Regardless of the relationship, you will make mistakes, but making these foreplay mistakes are not something you want to make.
Whether it’s a one-night stand or a committed relationship, without foreplay it’s simply just sex. We know for some that is all they want, and yes sex is great, but when all you have is “just sex” you are missing out on a truly great experience.
If you think about it, when you simply have sex without foreplay, it’s very mechanical. Insert penis into the vagina, etcetera. With just this activity men will have the ability to experience an orgasm, but for most women, simply intercourse is not sufficient enough to stimulate and allow them to experience an orgasm. Foreplay also allows both parties to get an understanding, even if it’s a one-night deal, of what the other person likes.
It’s very easy to fall into a rut with your foreplay routine. For people having casual sex with different partners this may not come up until the second or third time, but using the same moves all the time will bore your partner. In addition, when you follow the same steps every time, the body actually becomes desensitized and the arousal is greatly decreased.
To avoid this from happening in your sex life, we have put together 5 common foreplay mistakes to avoid and fixes for them. Avoid these mistakes to not only have better, hotter sex, but also increase the intimacy and pleasure of your relationship outside the bedroom.
5 Foreplay Mistakes to Avoid
Focusing on Just One Spot
First on the list of common foreplay mistakes to avoid is being too focused.
Once the kissing starts, the clothes start to come off, and the heart rate increases, the tendency is to head straight for your partner’s genitals. “Genitals are fascinating and fun, but try to spend some time focusing on your partner’s entire body instead of going straight for her crotch,” says Cassie Fuller, cofounder of Baltimore sex-ed company Touch Of Flavor. “Try caressing, licking, or nibbling other erogenous zones, such as her neck, back, ears, belly, or wrists.”
Our skin is our largest organ and extremely sensitive to touch with many erogenous zones that crave caressing and kissing. Spend time on all areas but your partner’s genitals and watch how much it arouses them. Build up the anticipation to the point where they are demanding you touch them between their legs.
Great foreplay always involves some talking and there has to be a good balance of verbal and physical activity. As with all things in life, it is possible to go overboard with your sexy talk.

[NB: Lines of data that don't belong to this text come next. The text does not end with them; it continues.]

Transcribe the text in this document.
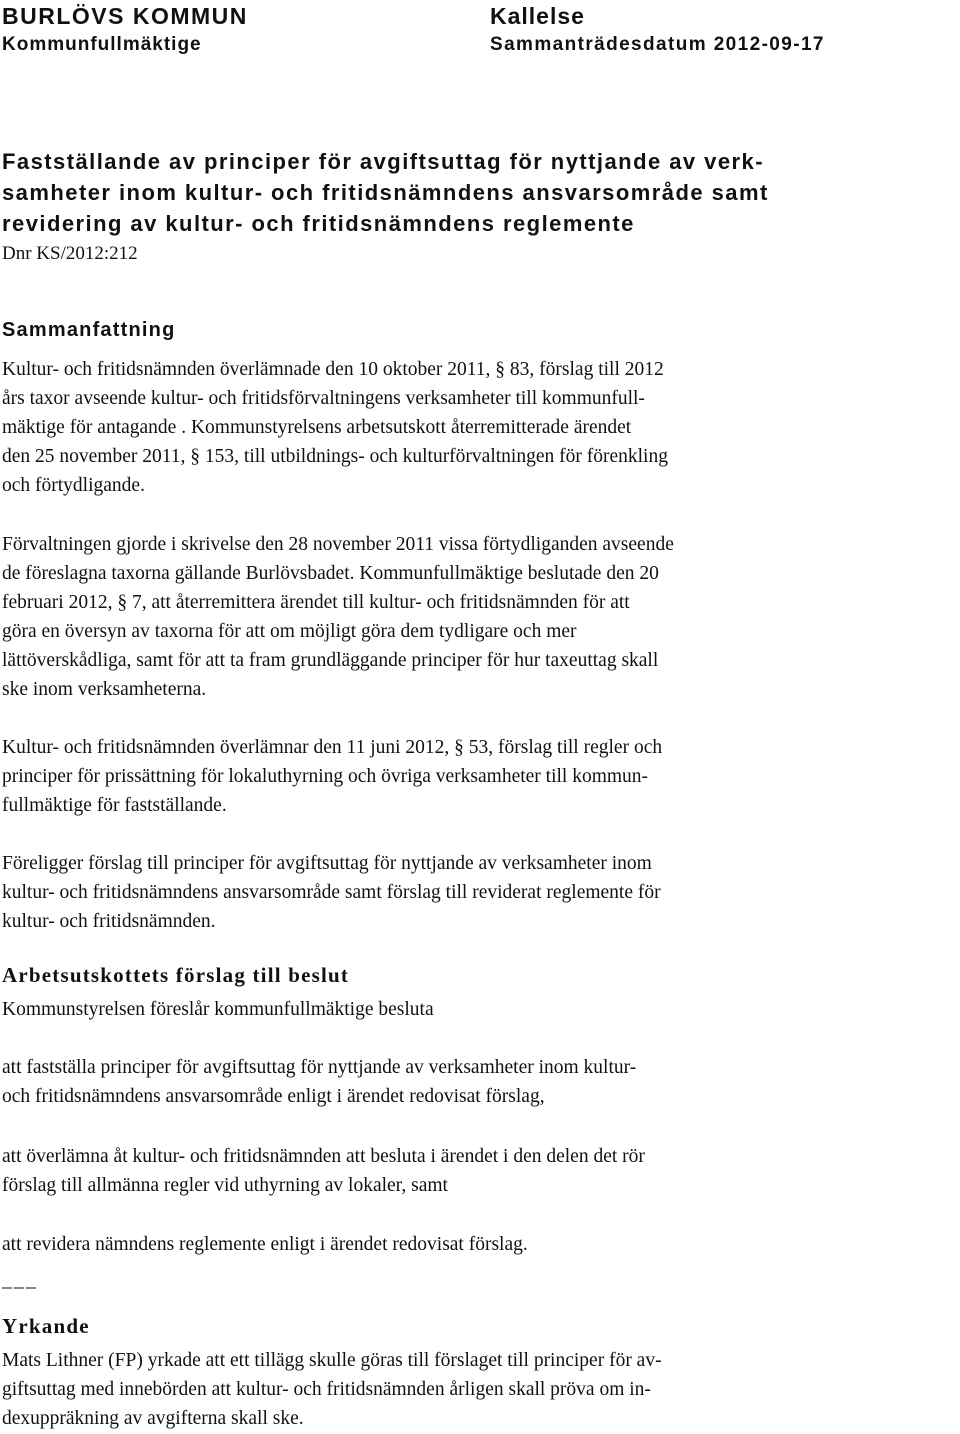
BURLÖVS KOMMUN
Kommunfullmäktige
Kallelse
Sammanträdesdatum 2012-09-17
Fastställande av principer för avgiftsuttag för nyttjande av verk-
samheter inom kultur- och fritidsnämndens ansvarsområde samt
revidering av kultur- och fritidsnämndens reglemente
Dnr KS/2012:212
Sammanfattning
Kultur- och fritidsnämnden överlämnade den 10 oktober 2011, § 83, förslag till 2012
års taxor avseende kultur- och fritidsförvaltningens verksamheter till kommunfull-
mäktige för antagande . Kommunstyrelsens arbetsutskott återremitterade ärendet
den 25 november 2011, § 153, till utbildnings- och kulturförvaltningen för förenkling
och förtydligande.
Förvaltningen gjorde i skrivelse den 28 november 2011 vissa förtydliganden avseende
de föreslagna taxorna gällande Burlövsbadet. Kommunfullmäktige beslutade den 20
februari 2012, § 7, att återremittera ärendet till kultur- och fritidsnämnden för att
göra en översyn av taxorna för att om möjligt göra dem tydligare och mer
lättöverskådliga, samt för att ta fram grundläggande principer för hur taxeuttag skall
ske inom verksamheterna.
Kultur- och fritidsnämnden överlämnar den 11 juni 2012, § 53, förslag till regler och
principer för prissättning för lokaluthyrning och övriga verksamheter till kommun-
fullmäktige för fastställande.
Föreligger förslag till principer för avgiftsuttag för nyttjande av verksamheter inom
kultur- och fritidsnämndens ansvarsområde samt förslag till reviderat reglemente för
kultur- och fritidsnämnden.
Arbetsutskottets förslag till beslut
Kommunstyrelsen föreslår kommunfullmäktige besluta
att fastställa principer för avgiftsuttag för nyttjande av verksamheter inom kultur-
och fritidsnämndens ansvarsområde enligt i ärendet redovisat förslag,
att överlämna åt kultur- och fritidsnämnden att besluta i ärendet i den delen det rör
förslag till allmänna regler vid uthyrning av lokaler, samt
att revidera nämndens reglemente enligt i ärendet redovisat förslag.
___
Yrkande
Mats Lithner (FP) yrkade att ett tillägg skulle göras till förslaget till principer för av-
giftsuttag med innebörden att kultur- och fritidsnämnden årligen skall pröva om in-
dexuppräkning av avgifterna skall ske.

Even worse than too much talking is non-sexy talk, things that should never enter the bedroom.
Be especially careful if you’re dropping new weird pet names or attempting dirty talk, says sex expert April Masini of AskApril.com. “Weird, clichéd phrases can cause the mood to die quickly,” she says. As a general rule, keep dirty talk simple and personal: Pick a body part and tell your partner how sexy you think it is, or describe a fantasy you have involving them.
As we mentioned keep mundane conversations—like how busy you are at work—out of the bedroom. “Recent research indicates arousal often has more to do with avoiding life’s turn-offs than with how well you can turn someone on,” Fuller says. “Talking dirty or communicating your desires is awesome, but the last thing anyone wants to do is discuss chores, dinner, or—God forbid—finances.”

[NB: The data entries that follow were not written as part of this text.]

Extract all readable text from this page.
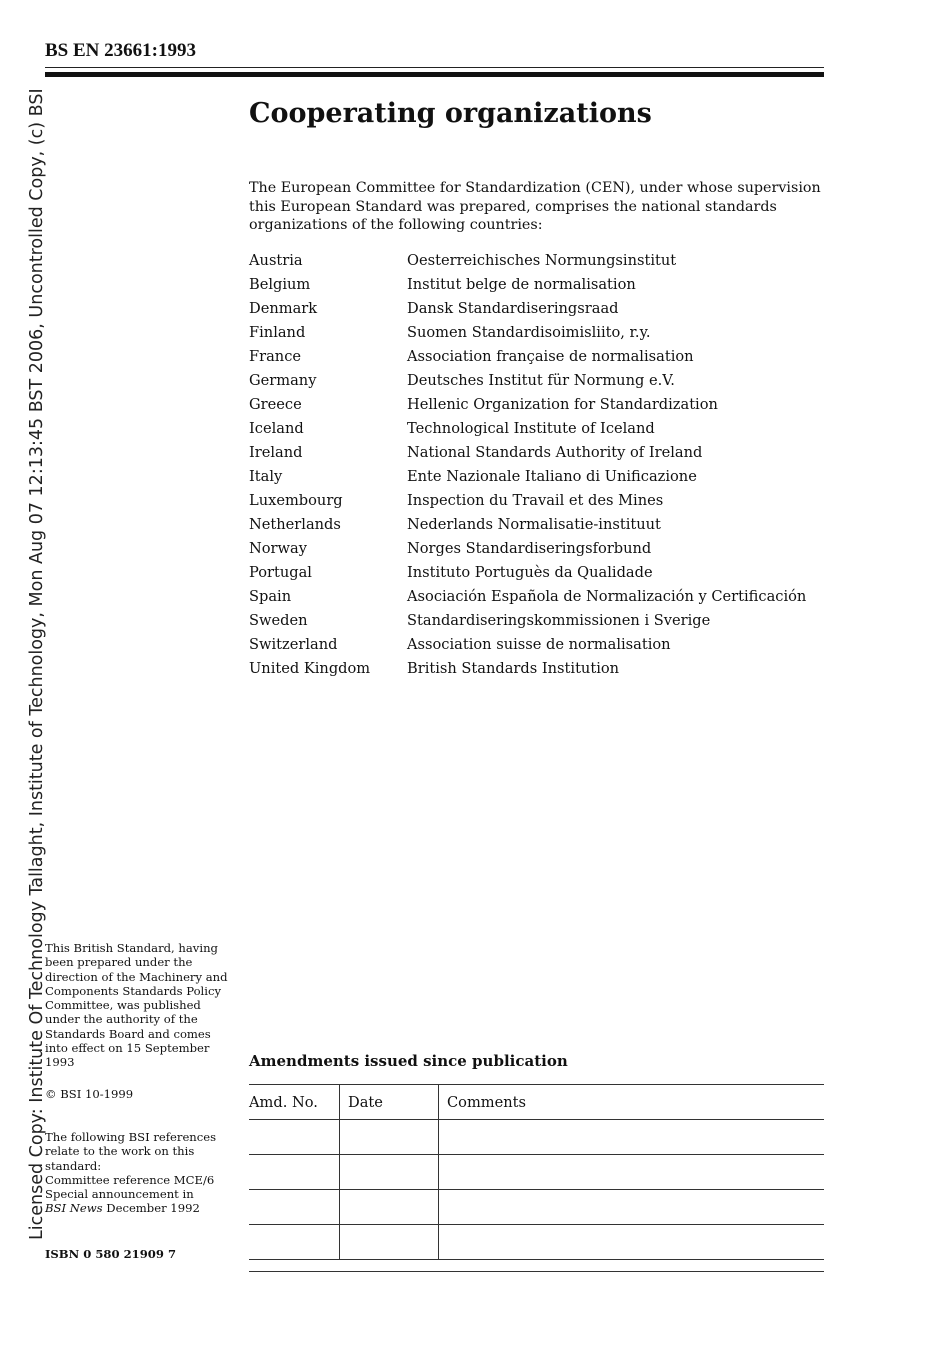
BS EN 23661:1993
Licensed Copy: Institute Of Technology Tallaght, Institute of Technology, Mon Aug 07 12:13:45 BST 2006, Uncontrolled Copy, (c) BSI	Cooperating organizations

The European Committee for Standardization (CEN), under whose supervision this European Standard was prepared, comprises the national standards organizations of the following countries:

Austria	Oesterreichisches Normungsinstitut
Belgium	Institut belge de normalisation
Denmark	Dansk Standardiseringsraad
Finland	Suomen Standardisoimisliito, r.y.
France	Association française de normalisation
Germany	Deutsches Institut für Normung e.V.
Greece	Hellenic Organization for Standardization
Iceland	Technological Institute of Iceland
Ireland	National Standards Authority of Ireland
Italy	Ente Nazionale Italiano di Unificazione
Luxembourg	Inspection du Travail et des Mines
Netherlands	Nederlands Normalisatie-instituut
Norway	Norges Standardiseringsforbund
Portugal	Instituto Portuguès da Qualidade
Spain	Asociación Española de Normalización y Certificación
Sweden	Standardiseringskommissionen i Sverige
Switzerland	Association suisse de normalisation
United Kingdom	British Standards Institution

This British Standard, having been prepared under the direction of the Machinery and Components Standards Policy Committee, was published under the authority of the Standards Board and comes into effect on 15 September 1993

© BSI 10-1999

The following BSI references relate to the work on this standard:
Committee reference MCE/6
Special announcement in
BSI News December 1992

ISBN 0 580 21909 7

Amendments issued since publication
Amd. No.	Date	Comments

Our schedules have all become more hectic and seemingly allow us less and less time for personal things. With that a good quickie mid-week can do wonders for your mood and improve a tough week you may be having, but it should not be the go-to sexual act. Rushing foreplay is one of the biggest foreplay mistakes and one that can leave most women disappointed.

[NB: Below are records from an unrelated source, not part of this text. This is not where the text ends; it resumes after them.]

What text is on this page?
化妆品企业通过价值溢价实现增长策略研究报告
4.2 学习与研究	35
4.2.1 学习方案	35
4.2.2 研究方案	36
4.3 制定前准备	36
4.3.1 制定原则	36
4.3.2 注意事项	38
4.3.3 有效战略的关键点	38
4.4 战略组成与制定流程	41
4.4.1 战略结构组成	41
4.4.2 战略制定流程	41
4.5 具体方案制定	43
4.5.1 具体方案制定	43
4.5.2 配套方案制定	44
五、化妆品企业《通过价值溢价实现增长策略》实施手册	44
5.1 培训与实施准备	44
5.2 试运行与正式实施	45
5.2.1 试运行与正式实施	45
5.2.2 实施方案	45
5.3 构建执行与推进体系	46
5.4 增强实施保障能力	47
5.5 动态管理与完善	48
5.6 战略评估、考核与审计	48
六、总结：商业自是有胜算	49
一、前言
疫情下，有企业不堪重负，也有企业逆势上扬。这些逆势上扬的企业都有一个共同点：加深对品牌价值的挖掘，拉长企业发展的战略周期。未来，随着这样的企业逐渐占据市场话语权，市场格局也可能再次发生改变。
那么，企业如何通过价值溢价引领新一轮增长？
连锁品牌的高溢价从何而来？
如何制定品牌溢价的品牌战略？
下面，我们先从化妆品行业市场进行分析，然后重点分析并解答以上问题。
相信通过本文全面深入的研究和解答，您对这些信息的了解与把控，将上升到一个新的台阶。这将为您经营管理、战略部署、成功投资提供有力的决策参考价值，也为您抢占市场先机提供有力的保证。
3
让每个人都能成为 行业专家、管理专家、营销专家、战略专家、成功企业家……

For most women to be completely sexually aroused, it can take between 15 to 20 minutes. For some men, the simple suggestion of sex is all that’s required to become aroused. Taking time to properly arouse your partner is a must, but just spending time stimulating her clitoris or vulva is not all that is needed.
Too much pressure on her sensitive areas is another mistake you may be making, says Jenny Block, author of Open: Love, Sex & Life in an Open Marriage. “Once you do touch her clitoris or vulva, you have to be gentle,” Block explains. “Yes, pressure can be good. But you have to work up to it gradually, and communicate to get it right.”
There are many factors that lead to you and your partner having sex. Your relationship is a complex and dynamic union. If the two of you have a great sexual rapport going on outside the bedroom, you can at times skip foreplay. But doesn’t this go against making Mistake #3?
“When you’ve been creating a larger sexual context in your relationship, you’re basically operating in that [state of foreplay] all the time,” says psychologist and relationship therapist Tracy Thomas, Ph.D. If you’ve been together for a while, you should know her well enough to know when it’s okay to jump straight to the main event.
Reading Your Partner Wrong
Everyone is a little different when it comes to, well, everything, especially their likes and dislikes in the bedroom. So while you may have your go-to moves, be willing to throw them out the window if they seem uncomfortable or bored. “If they wince when you talk dirty, move onto your next play,” says Masini. “Or if they’re really into making out on the sofa, don’t try to move it to the bedroom.”